Checking in ("committing") the local changes into the SVN repository is done via the "svn commit" command:

svn commit 

The above command will commit all changes made under the current directory. It is also possible to specify which directories and/or files will be committed:

svn commit dir1 dir2 file3

will commit all changes in the hierarchies under dir1 and dir2, as well as in file file3.


Compiling the Quattor setup consists of two phases:

1. Syntax checking

2. Translation and validation

The syntax check is performed on all *.tpl and *.pan files under the base directory of the setup. That implies that any file with the file name extension .tpl should use a valid Pan syntax!

During the second phase, the compiler combines selected (valid) template files and performs some validity checks. These checks are defined in the template files and allow for compile-time checks of the values of paths in Pan. If there are no problems, the templates are compiled into an XML file.
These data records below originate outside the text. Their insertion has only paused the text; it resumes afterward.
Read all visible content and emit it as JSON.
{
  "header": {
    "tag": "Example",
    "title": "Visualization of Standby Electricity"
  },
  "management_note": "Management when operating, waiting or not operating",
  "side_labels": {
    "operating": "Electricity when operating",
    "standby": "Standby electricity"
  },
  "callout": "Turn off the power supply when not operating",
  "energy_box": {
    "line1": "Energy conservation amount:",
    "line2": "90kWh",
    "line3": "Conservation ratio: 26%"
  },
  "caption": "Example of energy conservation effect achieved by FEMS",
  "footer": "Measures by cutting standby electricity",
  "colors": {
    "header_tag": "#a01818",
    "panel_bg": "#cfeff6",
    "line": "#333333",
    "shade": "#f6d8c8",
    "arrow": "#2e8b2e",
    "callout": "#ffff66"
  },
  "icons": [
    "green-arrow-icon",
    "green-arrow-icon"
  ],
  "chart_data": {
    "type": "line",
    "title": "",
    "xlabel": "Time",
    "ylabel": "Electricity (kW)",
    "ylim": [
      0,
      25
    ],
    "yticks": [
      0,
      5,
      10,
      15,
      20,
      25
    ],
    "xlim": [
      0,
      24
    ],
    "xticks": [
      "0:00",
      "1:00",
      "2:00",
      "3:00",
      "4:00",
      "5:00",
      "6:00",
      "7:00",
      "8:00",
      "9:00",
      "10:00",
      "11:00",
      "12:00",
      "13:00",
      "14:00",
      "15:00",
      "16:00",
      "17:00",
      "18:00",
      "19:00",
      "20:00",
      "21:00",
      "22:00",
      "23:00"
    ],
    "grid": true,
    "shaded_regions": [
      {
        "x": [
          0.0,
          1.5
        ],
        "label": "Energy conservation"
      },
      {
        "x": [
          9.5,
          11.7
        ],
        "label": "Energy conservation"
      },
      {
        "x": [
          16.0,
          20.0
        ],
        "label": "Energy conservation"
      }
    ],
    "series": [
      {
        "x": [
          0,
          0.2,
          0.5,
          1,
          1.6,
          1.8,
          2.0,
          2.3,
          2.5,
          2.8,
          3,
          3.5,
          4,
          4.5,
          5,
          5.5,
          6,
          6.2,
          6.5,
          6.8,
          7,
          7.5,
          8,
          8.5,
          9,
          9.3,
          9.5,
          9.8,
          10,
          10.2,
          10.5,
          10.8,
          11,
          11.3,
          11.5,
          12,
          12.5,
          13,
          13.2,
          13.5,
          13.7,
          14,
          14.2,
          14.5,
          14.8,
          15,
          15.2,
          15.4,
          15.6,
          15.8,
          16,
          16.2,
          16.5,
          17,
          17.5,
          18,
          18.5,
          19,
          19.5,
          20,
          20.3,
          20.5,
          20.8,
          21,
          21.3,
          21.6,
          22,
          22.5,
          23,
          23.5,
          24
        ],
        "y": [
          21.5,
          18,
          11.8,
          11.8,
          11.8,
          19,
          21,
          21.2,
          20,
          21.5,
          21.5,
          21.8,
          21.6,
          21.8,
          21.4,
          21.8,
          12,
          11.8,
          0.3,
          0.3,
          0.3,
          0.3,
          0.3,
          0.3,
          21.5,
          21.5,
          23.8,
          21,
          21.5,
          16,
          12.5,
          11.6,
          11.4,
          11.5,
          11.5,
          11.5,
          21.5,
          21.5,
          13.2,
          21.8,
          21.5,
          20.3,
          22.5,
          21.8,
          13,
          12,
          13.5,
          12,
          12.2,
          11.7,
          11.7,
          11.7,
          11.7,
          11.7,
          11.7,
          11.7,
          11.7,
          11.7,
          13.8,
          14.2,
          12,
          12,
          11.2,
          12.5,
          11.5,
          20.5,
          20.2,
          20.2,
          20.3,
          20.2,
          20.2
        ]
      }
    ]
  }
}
Assuming that an environment variable $L exists that points to the conf directory, the compiled templates are stored in the directory $L/build/xml.

The shell script makexprof can be used to compile profiles, provided that the directory $L/../bin is part of the environment variable PATH. Usage of the makexprof script:

makexprof [options] -f <facility-name> [hostname1] [hostname2] [...]

The mandatory -f with argument <facility-name> is required to select one of the facility names. Currently defined facilities: itb (Installation Test Bed), prd (Production cluster), opn (Optical Private Network) and generic (miscellaneous Quattor-managed servers). If one or more (object) template names are given, the compilation is only performed for the hosts under the given facility that match the specified names.

The following options can be used:

-d       Enable debug output
-h       Show usage information


The deployment phase should always immediately follow the check in of modified templates, not to surprise your colleagues at a later stage with the (rotten?) fruits of your efforts.

Unlike the other steps, the deployment step is executed with the ndpfmgr account on the Quattor server. Only selected persons can login to this account via ssh. It is strongly advised to use ssh key-forwarding when logging in. Currently, Quattor server stal should be used for deploying templates.

Start by updating to the last Quattor templates stored in Subversion:

cd $L/cfg
svn up

The templates should be compiled and the nodes should be triggered to refresh their local copies. This is handled by the command pushxprof (which is in fact a symlink to and supports the same arguments as makexprof):

pushxprof [options] -f <facility-name> [hostname1] [hostname2] [...]

Note that it may be required to use option -u to refresh the repository contents after new packages were added to the repositories. If the compilation step was successful, the newly compiled profiles were created in $L/build/xml and subsequently copied to the directory $L/deploy/xml. The contents of the latter are exposed via a web server to the nodes. Then all involved nodes are informed that a new profile exists. After receiving the notification, the nodes will download their new profiles and start changing the node configuration if needed.

It is possible to use makexprof as user ndpfmgr. However, this will only compile templates (resulting in XML files in $L/build/xml) and those compiled profiles will not be visible to the nodes!

Get the machine running the new template

To (re)install one of the machines:

Login into stal as root (or, as ndpfmgr use sudo /usr/sbin/aii-shellfe).

Do the following commands:

aii-shellfe --configure <hostname>

aii-shellfe --install <hostname>

To restart the machine with ipmi:

ipmitool -I lan -H <hostname> -U [root|ADMIN] power cycle

To get the machine in rescue mode:

Login into stal as root.

Do the following commands:

aii-shellfe --rescue <hostname>

To restart the machine with ipmi:

ipmitool -I lan -H <hostname> -U [root|ADMIN] power cycle

You'll get a bootmenu where you can choose which tool you want to use. For example: memtest.